Dans notre dernier numéro, vous avez présenté la mise en lumière de la boutique Papier Tigre, que vous avez vous-mêmes réalisée. Qu’est-ce qui détermine l’implication de Cent15 Architecture dans un projet d’éclairage ?
Maxime Scheer – Dans ce cas précis, nous connaissions bien le client avec qui nous avons beaucoup échangé. Nous comprenions bien ses attentes et quand il s’est agi d’éclairer les espaces, nous avions déjà une vision nocturne de la boutique. Nous avons choisi les spots iGuzzini qui correspondaient le mieux à la mise en valeur des produits et avons procédé à plusieurs essais jusqu’à ce qu’on obtienne l’effet imaginé avec deux types d’éclairage, un avec focale serrée et l’autre à focale plus large. Nous nous sommes complètement approprié ce projet d’éclairage que nous avons pu mener jusqu’au bout grâce à l’aide d’iGuzzni, qui a bien sûr effectué les calculs photométriques pour obtenir ce rendu.

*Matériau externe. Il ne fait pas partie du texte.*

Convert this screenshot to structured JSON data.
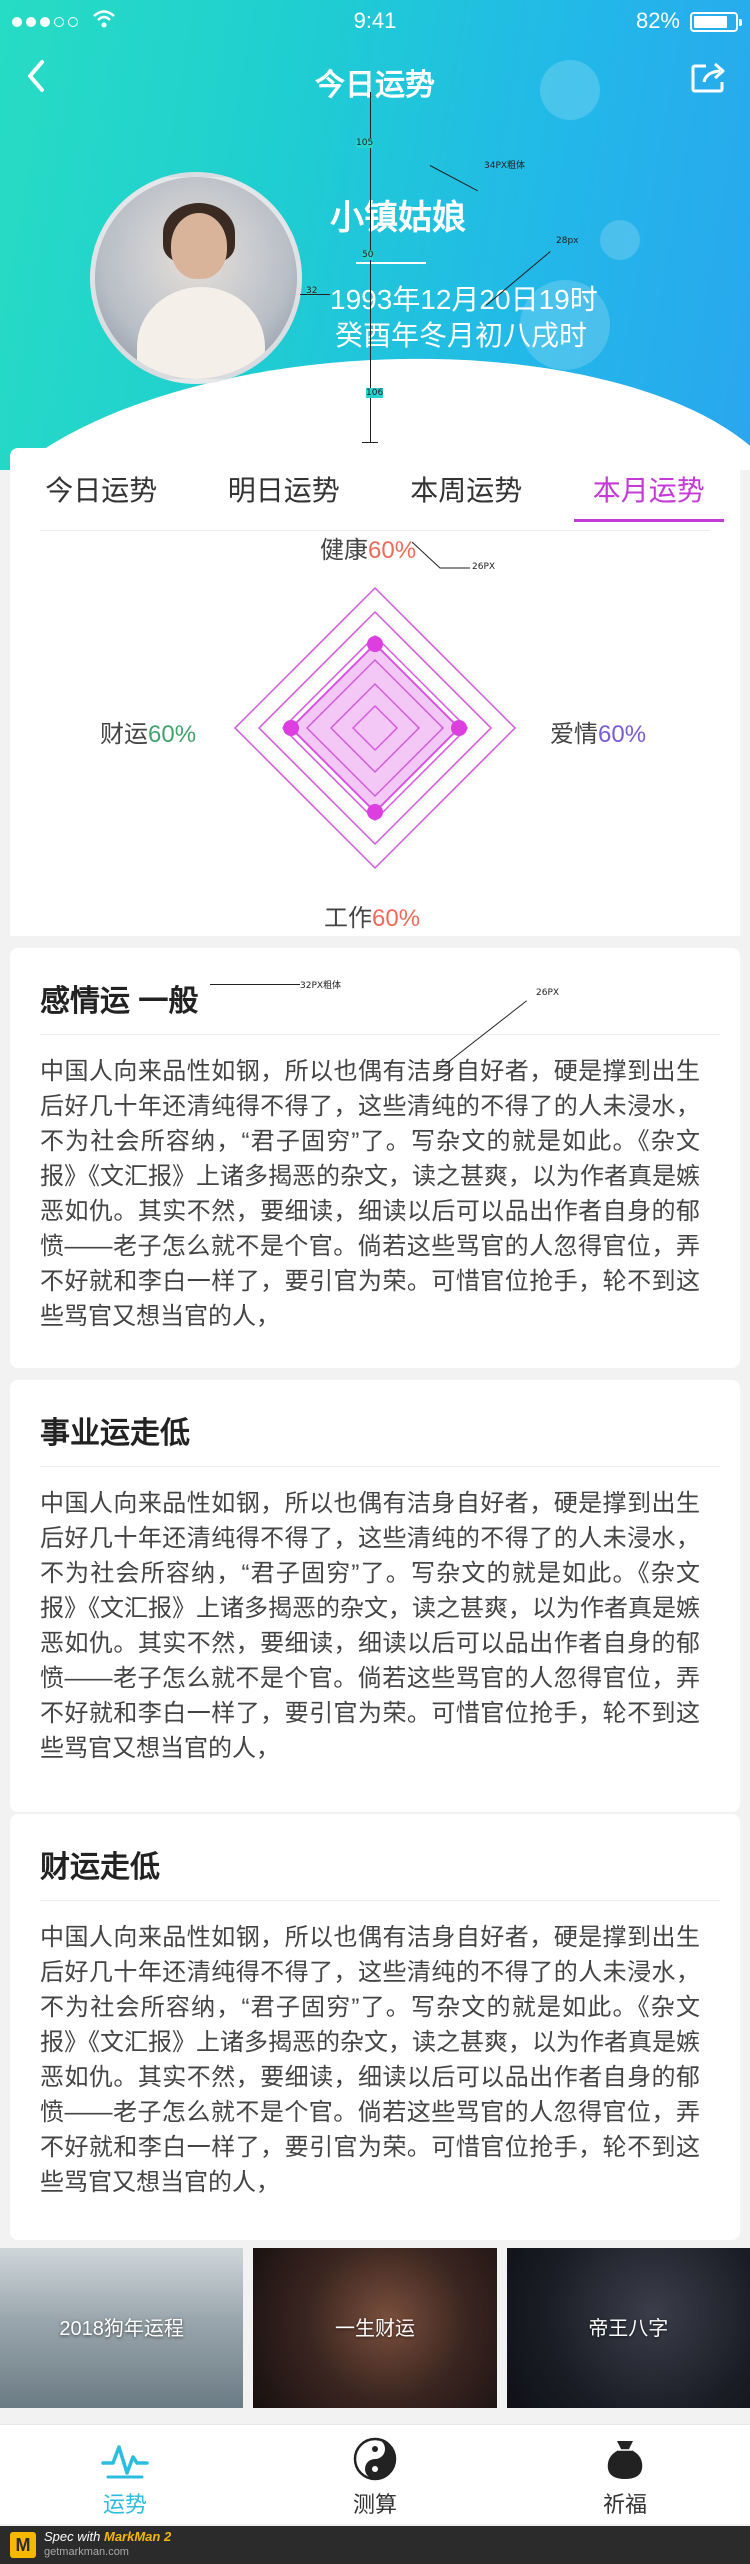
{
  "status_bar": {
    "time": "9:41",
    "battery_percent": "82%",
    "battery_level": 0.82
  },
  "nav": {
    "title": "今日运势"
  },
  "user": {
    "name": "小镇姑娘",
    "birth": "1993年12月20日19时",
    "lunar": "癸酉年冬月初八戌时"
  },
  "tabs": [
    {
      "label": "今日运势",
      "active": false
    },
    {
      "label": "明日运势",
      "active": false
    },
    {
      "label": "本周运势",
      "active": false
    },
    {
      "label": "本月运势",
      "active": true
    }
  ],
  "radar": {
    "health": {
      "label": "健康",
      "value": "60%"
    },
    "love": {
      "label": "爱情",
      "value": "60%"
    },
    "work": {
      "label": "工作",
      "value": "60%"
    },
    "wealth": {
      "label": "财运",
      "value": "60%"
    }
  },
  "sections": [
    {
      "title": "感情运 一般",
      "text": "中国人向来品性如钢，所以也偶有洁身自好者，硬是撑到出生后好几十年还清纯得不得了，这些清纯的不得了的人未浸水，不为社会所容纳，“君子固穷”了。写杂文的就是如此。《杂文报》《文汇报》上诸多揭恶的杂文，读之甚爽，以为作者真是嫉恶如仇。其实不然，要细读，细读以后可以品出作者自身的郁愤——老子怎么就不是个官。倘若这些骂官的人忽得官位，弄不好就和李白一样了，要引官为荣。可惜官位抢手，轮不到这些骂官又想当官的人，"
    },
    {
      "title": "事业运走低",
      "text": "中国人向来品性如钢，所以也偶有洁身自好者，硬是撑到出生后好几十年还清纯得不得了，这些清纯的不得了的人未浸水，不为社会所容纳，“君子固穷”了。写杂文的就是如此。《杂文报》《文汇报》上诸多揭恶的杂文，读之甚爽，以为作者真是嫉恶如仇。其实不然，要细读，细读以后可以品出作者自身的郁愤——老子怎么就不是个官。倘若这些骂官的人忽得官位，弄不好就和李白一样了，要引官为荣。可惜官位抢手，轮不到这些骂官又想当官的人，"
    },
    {
      "title": "财运走低",
      "text": "中国人向来品性如钢，所以也偶有洁身自好者，硬是撑到出生后好几十年还清纯得不得了，这些清纯的不得了的人未浸水，不为社会所容纳，“君子固穷”了。写杂文的就是如此。《杂文报》《文汇报》上诸多揭恶的杂文，读之甚爽，以为作者真是嫉恶如仇。其实不然，要细读，细读以后可以品出作者自身的郁愤——老子怎么就不是个官。倘若这些骂官的人忽得官位，弄不好就和李白一样了，要引官为荣。可惜官位抢手，轮不到这些骂官又想当官的人，"
    }
  ],
  "banners": [
    {
      "label": "2018狗年运程"
    },
    {
      "label": "一生财运"
    },
    {
      "label": "帝王八字"
    }
  ],
  "bottom_nav": [
    {
      "label": "运势",
      "icon": "pulse-icon",
      "active": true
    },
    {
      "label": "测算",
      "icon": "yin-yang-icon",
      "active": false
    },
    {
      "label": "祈福",
      "icon": "blessing-bag-icon",
      "active": false
    }
  ],
  "annotations": {
    "a105": "105",
    "a50": "50",
    "a32": "32",
    "a106": "106",
    "name_font": "34PX粗体",
    "birth_font": "28px",
    "radar_font": "26PX",
    "title_font": "32PX粗体",
    "body_font": "26PX"
  },
  "footer": {
    "spec_with": "Spec with",
    "brand": "MarkMan 2",
    "site": "getmarkman.com"
  },
  "colors": {
    "accent": "#c53ad6",
    "header_start": "#27dcc4",
    "header_end": "#2aa6ef",
    "active_nav": "#2bbde0"
  }
}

L’architecture extérieure doit-elle, selon vous, bénéficier aussi d’une mise en lumière ?
Maxime Scheer – Je ne suis pas vraiment partisan d’éclairer les façades, tout dépend de la fonction du bâtiment, je crois. Des raisons pratiques et fonctionnelles peuvent justifier que l’on éclaire un édifice, s’il accueille du public la nuit par exemple, ou s’il s’agit d’un monument. En général, je pense qu’un bâtiment peut rester dans l’ombre ou alors être éclairé de façon éphémère avec une lumière douce et discrète, comme si elle arrivait sur la façade par hasard… Nul n’est besoin de recréer la lumière naturelle ! Il faut savoir jouer avec les outils de la lumière artificielle pour la rendre fugitive, la voir de loin, de près, qu’elle révèle un détail, savoir créer des scénarios, la rendre vivante mais pas forcément omniprésente. Un éclairage de façade ne se comprend que s’il vient contredire la lumière naturelle, qu’il apporte des effets sur l’architecture qu’on ne verrait pas de jour. La lumière devient alors jeu de contrastes et d’intensité.